PENGARUH JENIS GADUNG DAN LAMA PEREBUSAN TERHADAP KADAR SIANIDA GADUNG
Abstract
Gadung (Discorea hispida Dennst.) merupakan anggota umbi-umbian yang
mengandung zat gizi dan senyawa racun berbahaya. Kandungan utama umbi gadung
yang berupa karbohidrat menjadikan umbi ini banyak digunakan masyarakat sebagai
sumber energi alternatif. Umbi gadung juga dapat digunakan untuk menurunkan
kadar gula darah penderita Diabetes mellitus dan dapat juga mengobati penyakit
rematik. Namun, gadung juga mengandung sianida (HCN) yang merupakan senyawa
racun berbahaya dan salah satu zat goitrogenik alami di dalam bahan makanan.

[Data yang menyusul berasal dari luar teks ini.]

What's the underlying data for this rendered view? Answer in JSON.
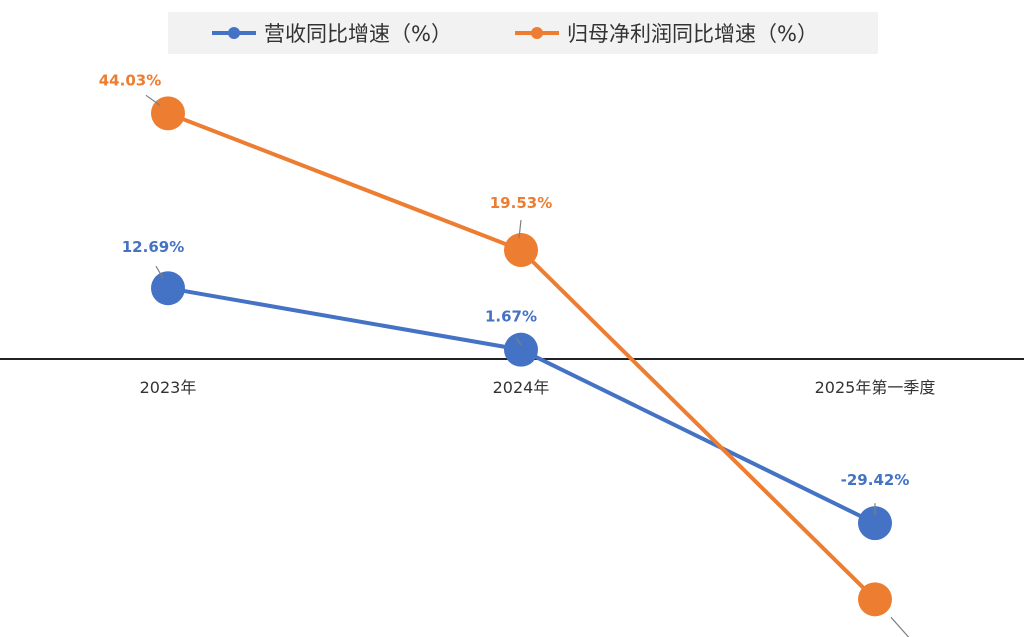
{
  "chart_data": {
    "type": "line",
    "categories": [
      "2023年",
      "2024年",
      "2025年第一季度"
    ],
    "series": [
      {
        "name": "营收同比增速（%）",
        "values": [
          12.69,
          1.67,
          -29.42
        ],
        "labels": [
          "12.69%",
          "1.67%",
          "-29.42%"
        ],
        "color": "#4472C4"
      },
      {
        "name": "归母净利润同比增速（%）",
        "values": [
          44.03,
          19.53,
          -43.07
        ],
        "labels": [
          "44.03%",
          "19.53%",
          "-43.07%"
        ],
        "color": "#ED7D31"
      }
    ],
    "ylim": [
      -50,
      50
    ],
    "grid": false,
    "legend_position": "top",
    "axis_line_color": "#222222"
  }
}
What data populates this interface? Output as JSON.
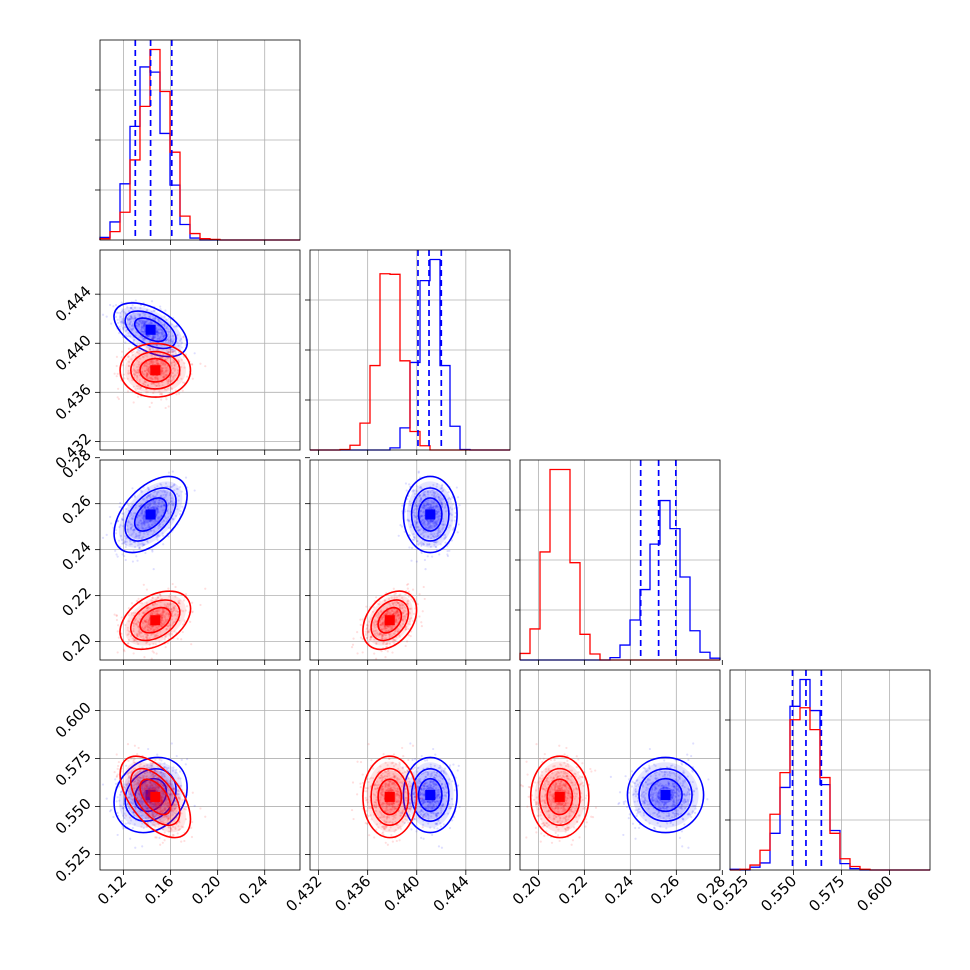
{
  "chart_data": {
    "type": "corner",
    "title": "",
    "grid": true,
    "colors": {
      "blue": "#0000ff",
      "red": "#ff0000"
    },
    "parameters": [
      {
        "range": [
          0.1,
          0.27
        ],
        "ticks": [
          0.12,
          0.16,
          0.2,
          0.24
        ],
        "tick_labels": [
          "0.12",
          "0.16",
          "0.20",
          "0.24"
        ]
      },
      {
        "range": [
          0.4313,
          0.4476
        ],
        "ticks": [
          0.432,
          0.436,
          0.44,
          0.444
        ],
        "tick_labels": [
          "0.432",
          "0.436",
          "0.440",
          "0.444"
        ]
      },
      {
        "range": [
          0.192,
          0.279
        ],
        "ticks": [
          0.2,
          0.22,
          0.24,
          0.26,
          0.28
        ],
        "tick_labels": [
          "0.20",
          "0.22",
          "0.24",
          "0.26",
          "0.28"
        ]
      },
      {
        "range": [
          0.517,
          0.621
        ],
        "ticks": [
          0.525,
          0.55,
          0.575,
          0.6
        ],
        "tick_labels": [
          "0.525",
          "0.550",
          "0.575",
          "0.600"
        ]
      }
    ],
    "series": [
      {
        "color": "blue",
        "mean": [
          0.143,
          0.4411,
          0.2553,
          0.556
        ],
        "sigma": [
          0.0135,
          0.00095,
          0.0072,
          0.0085
        ],
        "corr": [
          [
            1,
            -0.5,
            0.5,
            0.2
          ],
          [
            -0.5,
            1,
            0,
            0
          ],
          [
            0.5,
            0,
            1,
            0
          ],
          [
            0.2,
            0,
            0,
            1
          ]
        ],
        "quantiles": [
          [
            0.13,
            0.143,
            0.161
          ],
          [
            0.4401,
            0.441,
            0.442
          ],
          [
            0.2445,
            0.2523,
            0.2598
          ],
          [
            0.5495,
            0.5565,
            0.5645
          ]
        ]
      },
      {
        "color": "red",
        "mean": [
          0.147,
          0.4378,
          0.2093,
          0.555
        ],
        "sigma": [
          0.013,
          0.00095,
          0.0055,
          0.0092
        ],
        "corr": [
          [
            1,
            0,
            0.4,
            -0.55
          ],
          [
            0,
            1,
            0.35,
            0
          ],
          [
            0.4,
            0.35,
            1,
            0
          ],
          [
            -0.55,
            0,
            0,
            1
          ]
        ]
      }
    ]
  }
}
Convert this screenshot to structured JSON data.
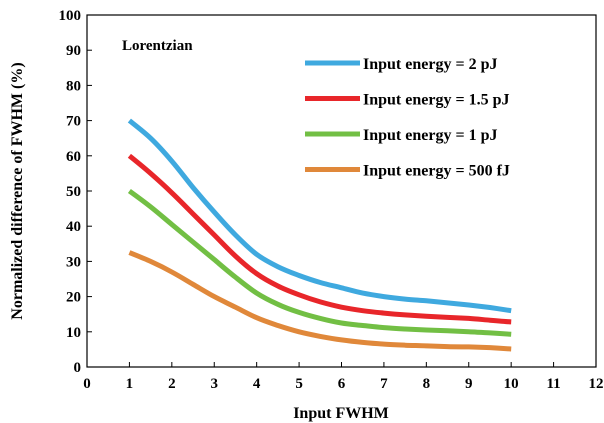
{
  "chart_data": {
    "type": "line",
    "title": "",
    "annotation": "Lorentzian",
    "xlabel": "Input FWHM",
    "ylabel": "Normalized difference of  FWHM (%)",
    "xlim": [
      0,
      12
    ],
    "ylim": [
      0,
      100
    ],
    "x_ticks": [
      "0",
      "1",
      "2",
      "3",
      "4",
      "5",
      "6",
      "7",
      "8",
      "9",
      "10",
      "11",
      "12"
    ],
    "y_ticks": [
      "0",
      "10",
      "20",
      "30",
      "40",
      "50",
      "60",
      "70",
      "80",
      "90",
      "100"
    ],
    "grid": false,
    "legend_position": "upper right",
    "x": [
      1,
      1.5,
      2,
      2.5,
      3,
      3.5,
      4,
      4.5,
      5,
      5.5,
      6,
      6.5,
      7,
      7.5,
      8,
      8.5,
      9,
      9.5,
      10
    ],
    "series": [
      {
        "name": "Input energy = 2 pJ",
        "color": "#3fa9df",
        "values": [
          70,
          65,
          58.5,
          51,
          44,
          37.5,
          32,
          28.5,
          26,
          24,
          22.5,
          21,
          20,
          19.3,
          18.8,
          18.2,
          17.6,
          16.9,
          16
        ]
      },
      {
        "name": "Input energy = 1.5 pJ",
        "color": "#e8262a",
        "values": [
          60,
          55,
          49.5,
          43.5,
          37.5,
          31.5,
          26.5,
          23,
          20.5,
          18.5,
          17,
          16,
          15.3,
          14.8,
          14.4,
          14.1,
          13.8,
          13.3,
          12.8
        ]
      },
      {
        "name": "Input energy = 1 pJ",
        "color": "#72bf44",
        "values": [
          50,
          45.5,
          40.5,
          35.5,
          30.5,
          25.5,
          21,
          17.8,
          15.5,
          13.8,
          12.5,
          11.8,
          11.2,
          10.8,
          10.5,
          10.3,
          10,
          9.7,
          9.3
        ]
      },
      {
        "name": "Input energy = 500 fJ",
        "color": "#e0883a",
        "values": [
          32.5,
          30,
          27,
          23.5,
          20,
          17,
          14,
          11.8,
          10,
          8.7,
          7.7,
          7,
          6.5,
          6.2,
          6,
          5.8,
          5.7,
          5.5,
          5.1
        ]
      }
    ]
  }
}
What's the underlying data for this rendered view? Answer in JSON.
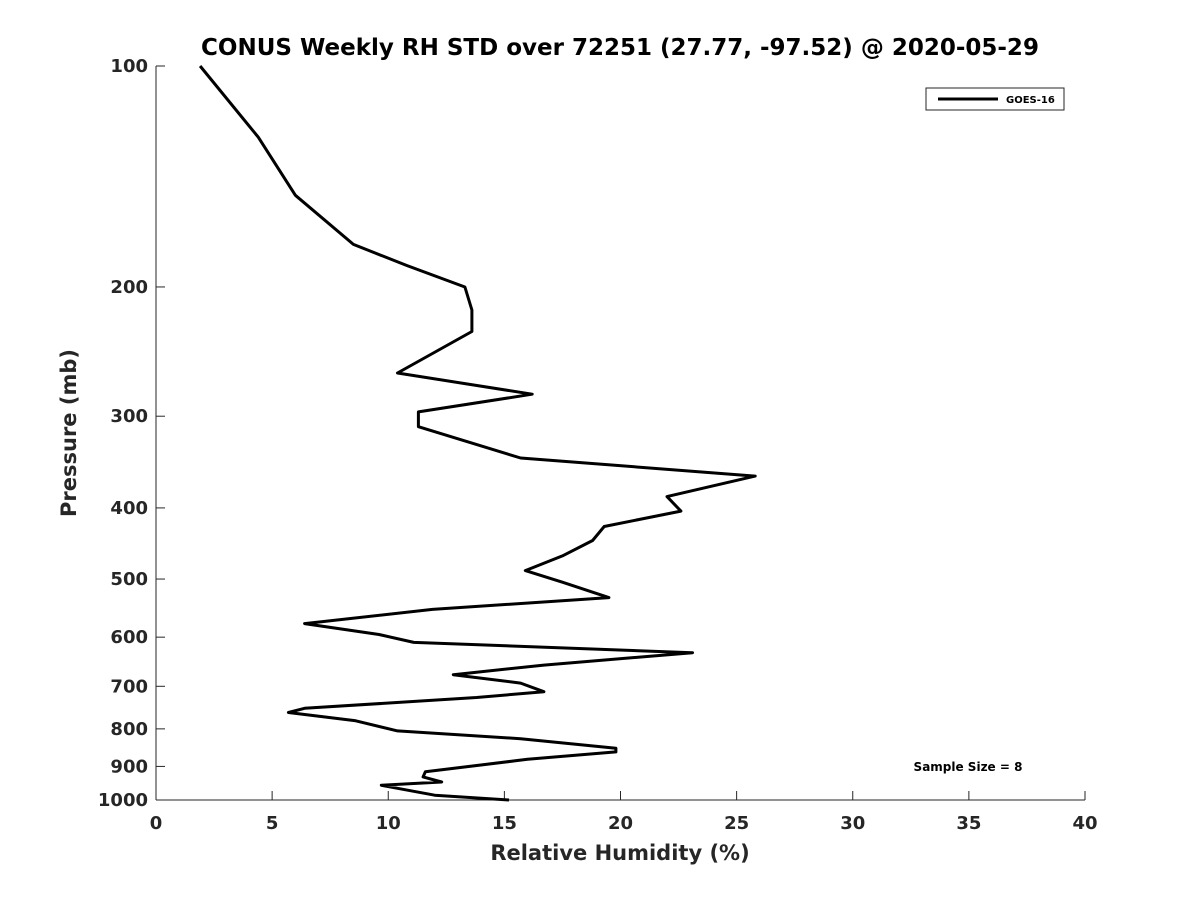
{
  "chart_data": {
    "type": "line",
    "title": "CONUS Weekly RH STD over 72251 (27.77, -97.52) @ 2020-05-29",
    "xlabel": "Relative Humidity (%)",
    "ylabel": "Pressure (mb)",
    "xlim": [
      0,
      40
    ],
    "ylim": [
      100,
      1000
    ],
    "yscale": "log",
    "y_reversed": true,
    "xticks": [
      0,
      5,
      10,
      15,
      20,
      25,
      30,
      35,
      40
    ],
    "xtick_labels": [
      "0",
      "5",
      "10",
      "15",
      "20",
      "25",
      "30",
      "35",
      "40"
    ],
    "yticks": [
      100,
      200,
      300,
      400,
      500,
      600,
      700,
      800,
      900,
      1000
    ],
    "ytick_labels": [
      "100",
      "200",
      "300",
      "400",
      "500",
      "600",
      "700",
      "800",
      "900",
      "1000"
    ],
    "legend": {
      "placement": "top-right",
      "entries": [
        "GOES-16"
      ]
    },
    "annotation": "Sample Size = 8",
    "series": [
      {
        "name": "GOES-16",
        "color": "#000000",
        "points": [
          [
            1.9,
            100
          ],
          [
            4.4,
            125
          ],
          [
            6.0,
            150
          ],
          [
            8.5,
            175
          ],
          [
            10.8,
            187
          ],
          [
            13.3,
            200
          ],
          [
            13.6,
            215
          ],
          [
            13.6,
            230
          ],
          [
            10.4,
            262
          ],
          [
            16.2,
            280
          ],
          [
            11.3,
            296
          ],
          [
            11.3,
            310
          ],
          [
            15.7,
            342
          ],
          [
            25.8,
            362
          ],
          [
            22.0,
            386
          ],
          [
            22.6,
            404
          ],
          [
            19.3,
            424
          ],
          [
            18.8,
            443
          ],
          [
            17.5,
            465
          ],
          [
            15.9,
            487
          ],
          [
            17.5,
            505
          ],
          [
            19.5,
            530
          ],
          [
            11.9,
            550
          ],
          [
            6.4,
            575
          ],
          [
            9.6,
            595
          ],
          [
            11.1,
            610
          ],
          [
            23.1,
            630
          ],
          [
            16.7,
            655
          ],
          [
            12.8,
            675
          ],
          [
            15.7,
            693
          ],
          [
            16.7,
            712
          ],
          [
            13.8,
            725
          ],
          [
            6.4,
            750
          ],
          [
            5.7,
            760
          ],
          [
            8.6,
            780
          ],
          [
            10.4,
            805
          ],
          [
            15.7,
            825
          ],
          [
            19.8,
            850
          ],
          [
            19.8,
            860
          ],
          [
            16.0,
            880
          ],
          [
            11.6,
            915
          ],
          [
            11.5,
            930
          ],
          [
            12.3,
            945
          ],
          [
            9.7,
            955
          ],
          [
            12.0,
            985
          ],
          [
            15.2,
            1000
          ]
        ]
      }
    ]
  }
}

Berdasarkan kajian medis diketahui bahwa sianida dapat mengganggu kesehatan,
terutama sistem pernafasan, karena oksigen di dalam darah terikat oleh senyawa
beracun tersebut. Gejala keracunan akibat mengonsumsi sianida yang terkandung
dalam makanan antara lain radang kerongkongan, pusing, lemas, mutah-mutah,
pingsan, dan kejang perut. Sianida dapat juga menjadi penyebab penyakit-penyakit
neurologis dan dapat merusak asam amino esensial yang mengandung sulfur seperti
metionin dan sistein. Asupan sianida juga dapat memperburuk kondisi gondok dan
kretinisme di daerah kekurangan yodium.
Kadar sianida gadung harus dikurangi atau dihilangkan agar aman
dikonsumsi. Kadar sianida dapat dikurangi melalui proses pengecilan ukuran,
pencucian, perendaman, pemanasan, dan penjemuran. Perebusan merupakan salah
satu proses pemanasan yang umum dilakukan masyarakat sebelum gadung
dikonsumsi. Melalui perebusan, kadar sianida dalam umbi gadung dapat diturunkan.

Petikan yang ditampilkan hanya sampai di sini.